Living Beings Need "Truthfulness, Compassion and Forbearance"
September 13, 2001
How are you? I was shocked to hear about the tragedy at the World Trade Center and the Pentagon. I feel sad for the thousands of innocent people who lost their lives during this terrorist attack. I also feel sorry for their families.
I read some reports on the web. Right after the attack, people inside the World Trade Center flooded into the staircases, but they maintained good order. When injured people were carried down, people would step aside and make way for them; when a blind person with a Seeing Eye dog came down, they stepped aside again to make way for them. They also encountered some firemen coming up the stairs carrying fire-fighting equipment to put out the fire and save people. According to a survivor, one tower of the World Trade Center collapsed like chocolate melting, shortly after she stepped outside. Those firemen who came to help could not get out. I was moved when reading this. When facing the danger of life and death, people still kept calm and thought of others. They demonstrated the moral level of the American people and the U.S. as a country.
So many people lost their lives in such a short time. While condemning the violence, the terrorism and the evil, I also deeply felt how short and ephemeral our lives are. Those victims never expected such a tragedy would happen to them; they were going about as usual with their ordinary lives, that is, keeping busy with their work, families, and friends. Now, they are all gone, taking nothing with them, leaving behind everything that they once cared for and cherished so much. I often think: When someone is about to die, and hovers at the border between life and death, as one looks back on one's life, what should be the most precious thing? What can we take with us and what must we leave behind? If we can think of this a little bit every day, we will cherish our time and lives much more, and readily accept good advice, and we will not waste time and energy on things that are transient and meaningless. My teacher told me that, at the moment when someone is dying, everything that happened during his life would be displayed in front of him. He will feel good about his good deeds, and feel the pain that his bad deeds brought to others and have regrets. At this time, he will understand everything, but it is too late, because a dead man cannot be restored to life.
I used to think a lot over the issues of life: Why do we live on earth? How should we live? Where will we go after death? How can we avoid drifting with the tide? How can we retain a kind nature in such a materialistic society? I could not help contemplating these questions. Other people did not understand why I cared so much about these things, and I could not understand why they did not think of them at all.
Science and academic degrees could not help me answer these questions. Other than bringing us some material abundance and comfort, science has nothing to do with spirituality and morality, nor can it truly improve the essence of our lives. But since reading Zhuan Falun, all of my questions were answered and I started to understand everything-- life, nature, universe, science, morality, Buddha, Tao or God. I felt I had been waiting for a long, long time, just for this Fa, and at last I finally found it. Since then, my life has had a goal.

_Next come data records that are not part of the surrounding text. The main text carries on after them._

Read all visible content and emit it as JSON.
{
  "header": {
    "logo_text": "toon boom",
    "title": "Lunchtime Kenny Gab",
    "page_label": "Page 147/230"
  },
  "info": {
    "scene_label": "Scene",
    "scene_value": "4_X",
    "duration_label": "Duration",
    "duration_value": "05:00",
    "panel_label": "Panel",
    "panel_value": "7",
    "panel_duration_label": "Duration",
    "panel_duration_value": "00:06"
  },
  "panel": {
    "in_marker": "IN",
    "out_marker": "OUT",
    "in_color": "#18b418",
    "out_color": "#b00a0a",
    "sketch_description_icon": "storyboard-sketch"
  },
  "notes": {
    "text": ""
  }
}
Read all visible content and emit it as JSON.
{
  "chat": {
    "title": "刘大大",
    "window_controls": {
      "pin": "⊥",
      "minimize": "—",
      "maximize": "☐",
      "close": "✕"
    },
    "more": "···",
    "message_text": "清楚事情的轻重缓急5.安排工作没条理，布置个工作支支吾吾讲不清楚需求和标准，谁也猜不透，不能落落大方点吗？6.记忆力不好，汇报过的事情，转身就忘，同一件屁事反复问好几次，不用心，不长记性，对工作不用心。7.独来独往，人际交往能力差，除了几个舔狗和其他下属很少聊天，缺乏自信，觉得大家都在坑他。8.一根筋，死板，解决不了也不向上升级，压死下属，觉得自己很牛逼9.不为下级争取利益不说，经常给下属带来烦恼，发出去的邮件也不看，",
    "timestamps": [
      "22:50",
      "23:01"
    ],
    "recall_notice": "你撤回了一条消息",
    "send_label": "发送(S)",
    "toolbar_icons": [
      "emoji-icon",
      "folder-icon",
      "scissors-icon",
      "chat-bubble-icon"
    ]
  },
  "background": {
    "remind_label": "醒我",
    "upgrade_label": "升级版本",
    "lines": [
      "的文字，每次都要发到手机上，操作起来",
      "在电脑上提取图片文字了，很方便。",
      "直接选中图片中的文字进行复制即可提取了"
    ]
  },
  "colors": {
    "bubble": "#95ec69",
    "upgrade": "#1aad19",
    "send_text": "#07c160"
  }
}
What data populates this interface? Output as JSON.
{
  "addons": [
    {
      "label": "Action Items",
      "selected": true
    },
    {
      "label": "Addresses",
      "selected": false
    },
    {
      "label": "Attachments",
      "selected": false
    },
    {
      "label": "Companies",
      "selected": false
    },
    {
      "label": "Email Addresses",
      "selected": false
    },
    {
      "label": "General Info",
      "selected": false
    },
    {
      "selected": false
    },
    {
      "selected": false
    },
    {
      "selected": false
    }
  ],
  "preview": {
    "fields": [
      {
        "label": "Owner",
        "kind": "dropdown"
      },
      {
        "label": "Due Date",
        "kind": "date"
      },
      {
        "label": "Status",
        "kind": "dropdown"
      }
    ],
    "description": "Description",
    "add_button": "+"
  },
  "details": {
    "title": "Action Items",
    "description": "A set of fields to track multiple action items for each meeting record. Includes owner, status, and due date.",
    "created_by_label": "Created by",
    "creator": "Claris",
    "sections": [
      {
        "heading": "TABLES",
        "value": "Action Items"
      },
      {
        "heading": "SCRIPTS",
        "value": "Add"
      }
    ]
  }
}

The terrorist attack reminded me of another issue, which is that nothing other than mankind's morality and the protection of God can help us or keep us from being harmed. Even in the U.S., a country with the most developed scientific technology and the most advanced military forces, a tragedy involving the loss of thousands of lives in a single day could still happen. How can anyone, in any country, still consider himself safe? In the face of such an unexpected tragedy, scientific technology, wealth, power, prosperity, and other pursuits in a human world built upon materialism, cannot be compared with the preciousness of the first cry of a newborn baby.
If we really treasure life, we should see it as our duty-bound responsibility to repress and punish the bad, assist and promote the good, and stop the evil. This is because crimes against innocent people by the vicious could potentially harm every one of us, plus affect our nation and our offspring. Right now, I understand better than ever that the world needs kindness and justice and living beings need "Truthfulness, Compassion and Forbearance."
Harming an innocent person is actually harming all innocent people. The persecution of "Truthfulness, Compassion and Forbearance" is a threat against the essence of all life. Many things do not occur to us personally; however, a kind person cares more about others' mishaps than his own. Facing the fundamental choice between right and wrong, as well as the struggles between good and evil, or righteousness and viciousness, everyone has to make their own decisions. Will you choose goodness or evil? Being indifferent to evil is a kind of acquiescence, and thus is committing a crime. On the other hand, every effort that supports kindness likewise serves to suffocate the evil. The so-called "neutral" attitude does not exist. In the past two years, Falun Gong has been calling on all kind-hearted people and international organizations to support and to help stop the brutal persecution of "Truthfulness, Compassion and Forbearance." This is to provide an opportunity for people to know the truth and take a correct position regarding fundamental issues of right and wrong. This is not trivial but related to the well-being of everyone's future.